GOP uses ‘nuclear option’ to confirm 48 sub-Cabinet Trump nominees
The Senate on Thursday approved forty-eight of President Donald Trump’s executive branch nominees in one en bloc vote, the first use of the so-called nuclear option to break the long-running confirmation stalemate, reports NBC News. The party-line tally, 51–47, swept through a slate of sub-Cabinet officials and ambassadors, following a separate 53–45 vote to change Senate rules and permit block confirmations with a simple majority.
Among those confirmed: former Rep. Brandon Williams, R‑NY, as undersecretary of energy for nuclear security; former Fox News personality Kimberly Guilfoyle as ambassador to Greece; and Callista Gingrich, spouse of the former House speaker, as ambassador to Switzerland and Liechtenstein. The list covers lower-level posts subject to two hours of debate, not Cabinet secretaries or judges.
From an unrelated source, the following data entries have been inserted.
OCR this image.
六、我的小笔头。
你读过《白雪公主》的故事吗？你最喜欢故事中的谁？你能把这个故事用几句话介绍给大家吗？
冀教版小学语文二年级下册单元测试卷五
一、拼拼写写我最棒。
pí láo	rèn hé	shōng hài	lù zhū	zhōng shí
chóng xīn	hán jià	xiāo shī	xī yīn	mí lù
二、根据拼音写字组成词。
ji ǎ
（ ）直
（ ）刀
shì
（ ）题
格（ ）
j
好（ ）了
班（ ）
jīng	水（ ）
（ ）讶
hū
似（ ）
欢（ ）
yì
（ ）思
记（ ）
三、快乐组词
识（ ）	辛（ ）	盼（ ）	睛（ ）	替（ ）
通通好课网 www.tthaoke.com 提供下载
Republicans, led by Majority Leader John Thune, R‑SD, argued that Democrats’ holds and refusals to grant unanimous consent had rendered routine confirmations unworkable. “This is a broken process,” Thune said ahead of the votes. The rules change, adopted with a simple majority and backed by moderates Susan Collins, R‑Maine, and Lisa Murkowski, R‑Alaska, allows unlimited bloc votes while permitting GOP senators to object to individual names for removal.
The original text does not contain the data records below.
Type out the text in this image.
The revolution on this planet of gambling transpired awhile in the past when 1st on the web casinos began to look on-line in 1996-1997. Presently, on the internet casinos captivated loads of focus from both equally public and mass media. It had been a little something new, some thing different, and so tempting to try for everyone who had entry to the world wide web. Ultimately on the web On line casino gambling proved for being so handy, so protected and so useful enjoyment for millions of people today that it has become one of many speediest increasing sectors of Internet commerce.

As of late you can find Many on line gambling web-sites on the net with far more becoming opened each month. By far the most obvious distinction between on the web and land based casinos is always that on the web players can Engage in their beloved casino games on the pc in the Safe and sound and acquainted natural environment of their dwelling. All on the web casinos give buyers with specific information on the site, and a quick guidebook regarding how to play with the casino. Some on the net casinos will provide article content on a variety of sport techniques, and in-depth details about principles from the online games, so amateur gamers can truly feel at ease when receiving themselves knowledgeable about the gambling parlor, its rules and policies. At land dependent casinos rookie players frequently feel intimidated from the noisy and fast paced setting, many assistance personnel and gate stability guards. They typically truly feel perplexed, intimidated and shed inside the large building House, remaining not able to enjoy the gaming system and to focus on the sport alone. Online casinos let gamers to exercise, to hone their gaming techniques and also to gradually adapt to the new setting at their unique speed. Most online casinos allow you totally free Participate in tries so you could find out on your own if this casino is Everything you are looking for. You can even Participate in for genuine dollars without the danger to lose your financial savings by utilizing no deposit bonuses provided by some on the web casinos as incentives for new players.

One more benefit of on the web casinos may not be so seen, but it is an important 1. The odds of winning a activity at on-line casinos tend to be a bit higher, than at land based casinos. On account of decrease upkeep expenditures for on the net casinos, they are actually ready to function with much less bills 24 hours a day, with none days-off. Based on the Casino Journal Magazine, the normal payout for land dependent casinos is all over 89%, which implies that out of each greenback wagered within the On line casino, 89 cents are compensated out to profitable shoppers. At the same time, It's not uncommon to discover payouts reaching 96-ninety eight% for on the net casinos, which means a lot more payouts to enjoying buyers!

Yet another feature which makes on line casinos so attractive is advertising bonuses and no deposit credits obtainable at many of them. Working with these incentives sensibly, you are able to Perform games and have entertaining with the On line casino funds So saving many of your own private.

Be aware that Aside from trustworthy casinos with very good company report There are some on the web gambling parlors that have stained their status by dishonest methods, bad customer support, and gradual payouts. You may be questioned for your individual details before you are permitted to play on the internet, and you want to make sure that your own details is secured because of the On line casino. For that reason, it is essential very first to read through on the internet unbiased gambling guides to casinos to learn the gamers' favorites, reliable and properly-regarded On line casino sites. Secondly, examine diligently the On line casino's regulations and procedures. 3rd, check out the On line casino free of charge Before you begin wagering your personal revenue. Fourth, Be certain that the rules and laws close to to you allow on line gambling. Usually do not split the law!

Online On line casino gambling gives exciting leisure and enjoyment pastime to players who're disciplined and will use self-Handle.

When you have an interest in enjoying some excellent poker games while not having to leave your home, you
Democrats countered that Trump’s reliance on loyalists warranted added scrutiny. Minority Leader Chuck Schumer, D‑NY, called the move a regrettable step that further weakens minority power and predicted Republicans would come to rue it.
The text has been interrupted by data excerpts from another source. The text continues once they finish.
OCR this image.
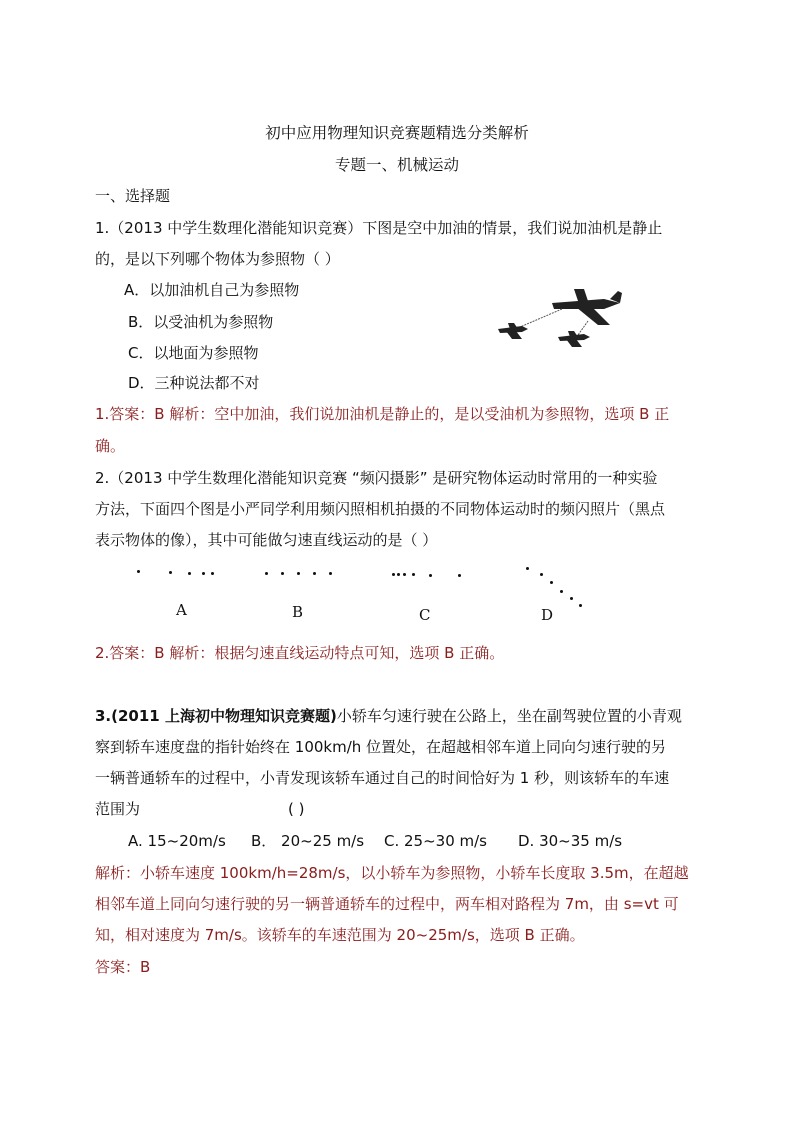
初中应用物理知识竞赛题精选分类解析
专题一、机械运动
一、选择题
1.（2013 中学生数理化潜能知识竞赛）下图是空中加油的情景，我们说加油机是静止
的，是以下列哪个物体为参照物（ ）
A．以加油机自己为参照物
B．以受油机为参照物
C．以地面为参照物
D．三种说法都不对
1.答案：B 解析：空中加油，我们说加油机是静止的，是以受油机为参照物，选项 B 正
确。
2.（2013 中学生数理化潜能知识竞赛 “频闪摄影” 是研究物体运动时常用的一种实验
方法，下面四个图是小严同学利用频闪照相机拍摄的不同物体运动时的频闪照片（黑点
表示物体的像），其中可能做匀速直线运动的是（ ）
A	B	C	D
2.答案：B 解析：根据匀速直线运动特点可知，选项 B 正确。
3.(2011 上海初中物理知识竞赛题)小轿车匀速行驶在公路上，坐在副驾驶位置的小青观
察到轿车速度盘的指针始终在 100km/h 位置处，在超越相邻车道上同向匀速行驶的另
一辆普通轿车的过程中，小青发现该轿车通过自己的时间恰好为 1 秒，则该轿车的车速
范围为	( )
A. 15~20m/s B． 20~25 m/s C. 25~30 m/s D. 30~35 m/s
解析：小轿车速度 100km/h=28m/s，以小轿车为参照物，小轿车长度取 3.5m，在超越
相邻车道上同向匀速行驶的另一辆普通轿车的过程中，两车相对路程为 7m，由 s=vt 可
知，相对速度为 7m/s。该轿车的车速范围为 20~25m/s，选项 B 正确。
答案：B
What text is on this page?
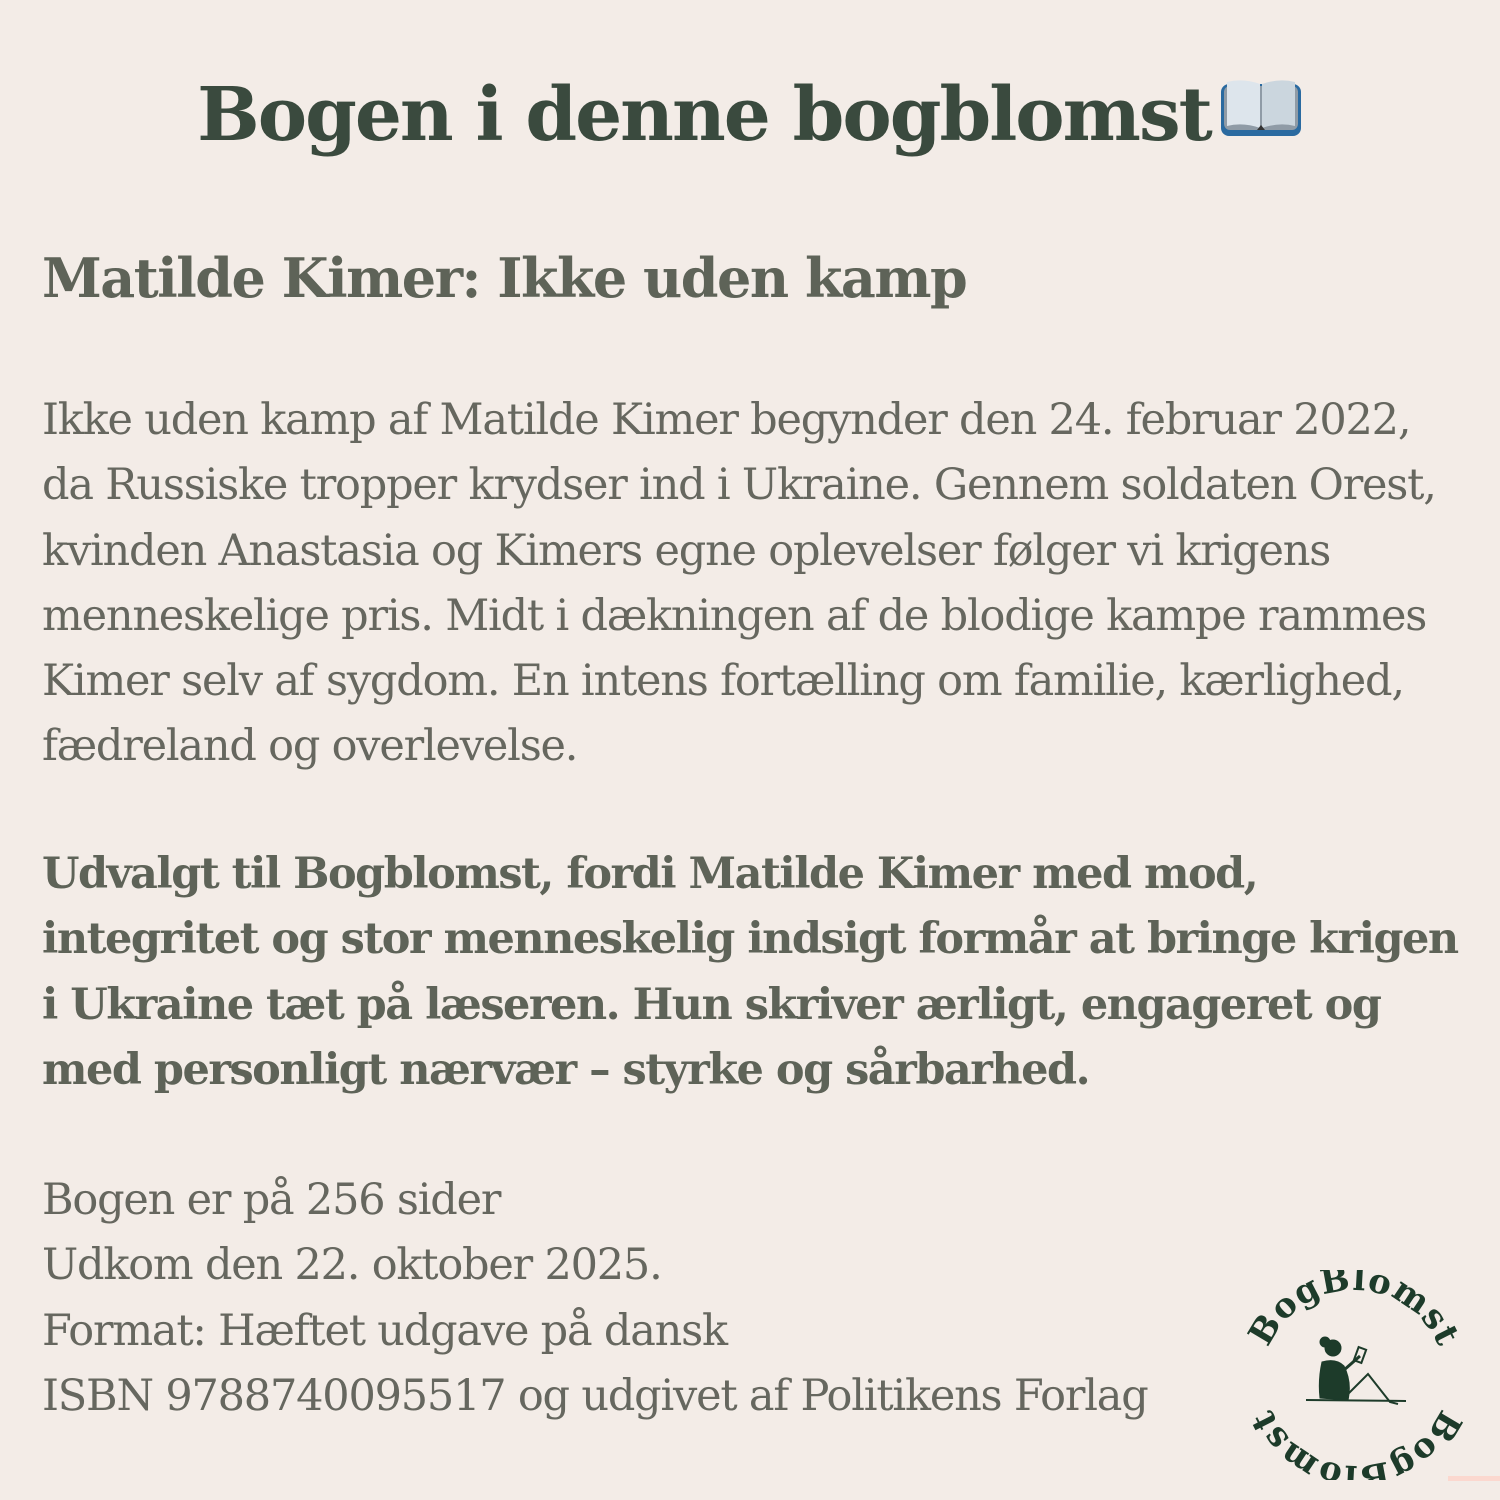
Bogen i denne bogblomst
Matilde Kimer: Ikke uden kamp
Ikke uden kamp af Matilde Kimer begynder den 24. februar 2022, da Russiske tropper krydser ind i Ukraine. Gennem soldaten Orest, kvinden Anastasia og Kimers egne oplevelser følger vi krigens menneskelige pris. Midt i dækningen af de blodige kampe rammes Kimer selv af sygdom. En intens fortælling om familie, kærlighed, fædreland og overlevelse.
Udvalgt til Bogblomst, fordi Matilde Kimer med mod, integritet og stor menneskelig indsigt formår at bringe krigen i Ukraine tæt på læseren. Hun skriver ærligt, engageret og med personligt nærvær – styrke og sårbarhed.
Bogen er på 256 sider
Udkom den 22. oktober 2025.
Format: Hæftet udgave på dansk
ISBN 9788740095517 og udgivet af Politikens Forlag
BogBlomst
BogBlomst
The shift continues a 12‑year pattern of procedural escalation that has chipped away at the Senate’s consensus ethos. Practically, it accelerates staffing for agencies and missions—diplomatic and otherwise—by compressing floor time on non-Cabinet nominees. Politically, it entrenches majority control over confirmations and narrows incentives for cross-party dealmaking, especially on ambassadorships and deputy roles.